Sergio Asturizaga, a Paceño (La Paz resident) living in Brazil, also has high hopes for this new process, but hopes that some of Morales’ mistakes do not play into the final Constitution. He is troubled about some of Morales’ statements, which reflect resentment and confrontation between the different groups in the country. He hopes that a new, inclusive country is created, as he writes in his blog, Así Como me Ves Me Tienes (ES):

I hope that it does not become a country with only one ethnicity or one nation, but one of multiple nations and cultures. As we saw in the parade in Sucre with the representation of many cultures, we must see that Bolivia is not only Occident and Orient. It is much more than that, it is a country, a grand country that demands that it finally becomes the grand country that it is..”

The location of this historic gathering takes place in Bolivia’s other capital, Sucre. Far from the seat of government of La Paz and the economic hub of Santa Cruz, this city rarely gets much attention throughout the year. It is, however, the site of the Supreme Court and it is a frequented destination of tourists because of the attraction of dinosaur tracks. Citizen K (ES) writes about the opening of a sort of Jurassic Park, which is being built with the help of the Inter-American Development Bank and local governments. The park will be ready on August 25 and has already drawn rave reviews from visiting journalists.

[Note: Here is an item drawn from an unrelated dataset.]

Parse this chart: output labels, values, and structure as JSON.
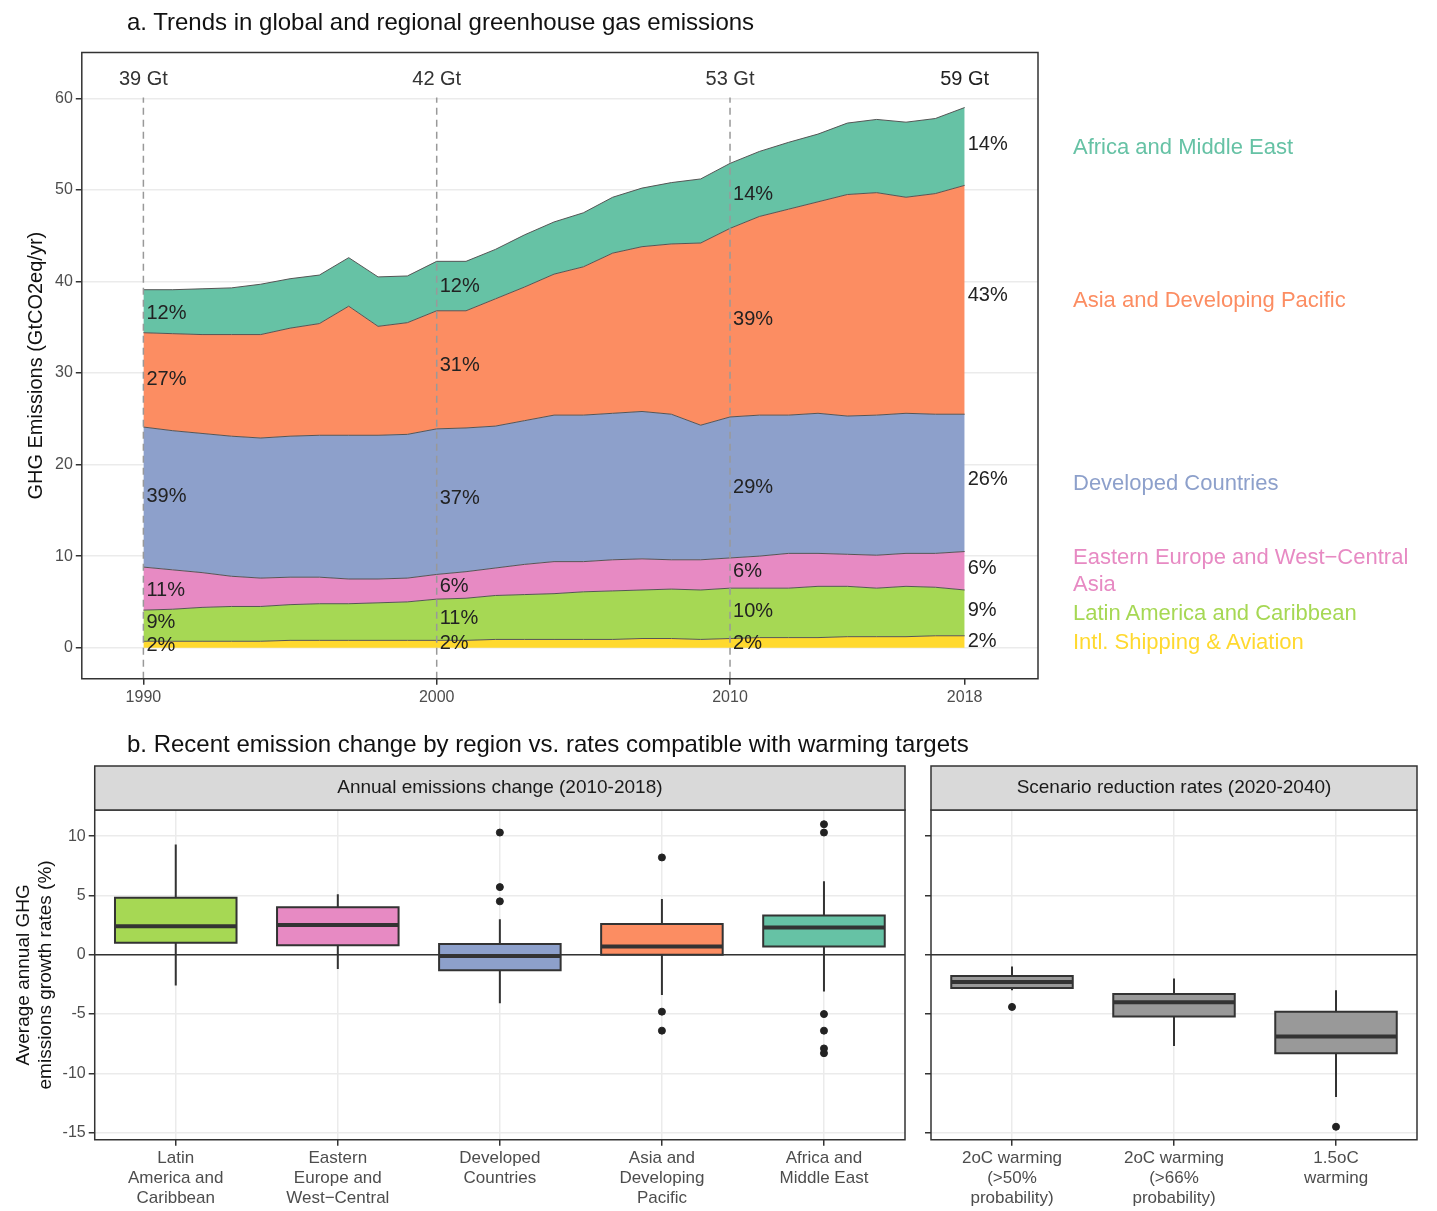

Bolivia’s seat of government and other capital city, La Paz, is also hoping to increase tourism through the construction of an urban train, a type of elevator up from the center of La Paz, which sits in the middle of a sort of crater. Sebastián Sánchez of Palazos a la Piñata (ES) thinks that this construction is a bad idea citing the loss of many public transportation jobs and the elevated cost, which is likely to go over budget.

On the streets of La Paz, the blogger named Luna, who writes at Lunovampella (ES), talks about a newspaper written and sold by street children. The cost is a mere Bs. 3 ($ 0.40) and she says the money goes directly to the kids keeping them away from drug addiction and alcoholism.

Finally, Mario Duran from El Alto and the blog Palabras Libres (ES), found himself as an involuntary victim of police brutality. During the recent holiday, a backed-up traffic jam caused tensions to rise between a local transit cop and a taxi driver. When the driver emerged from his car to protest the treatment of his vehicle, it only caused the policeman to increase the ill treatment of the vehicle and of the driver. Duran and his fellow passengers began to complain about this rough treatment, when the inside of the taxi was sprayed with tear gas. He soon went straight to the Public Ombudsman and local transit authority to register an official complaint.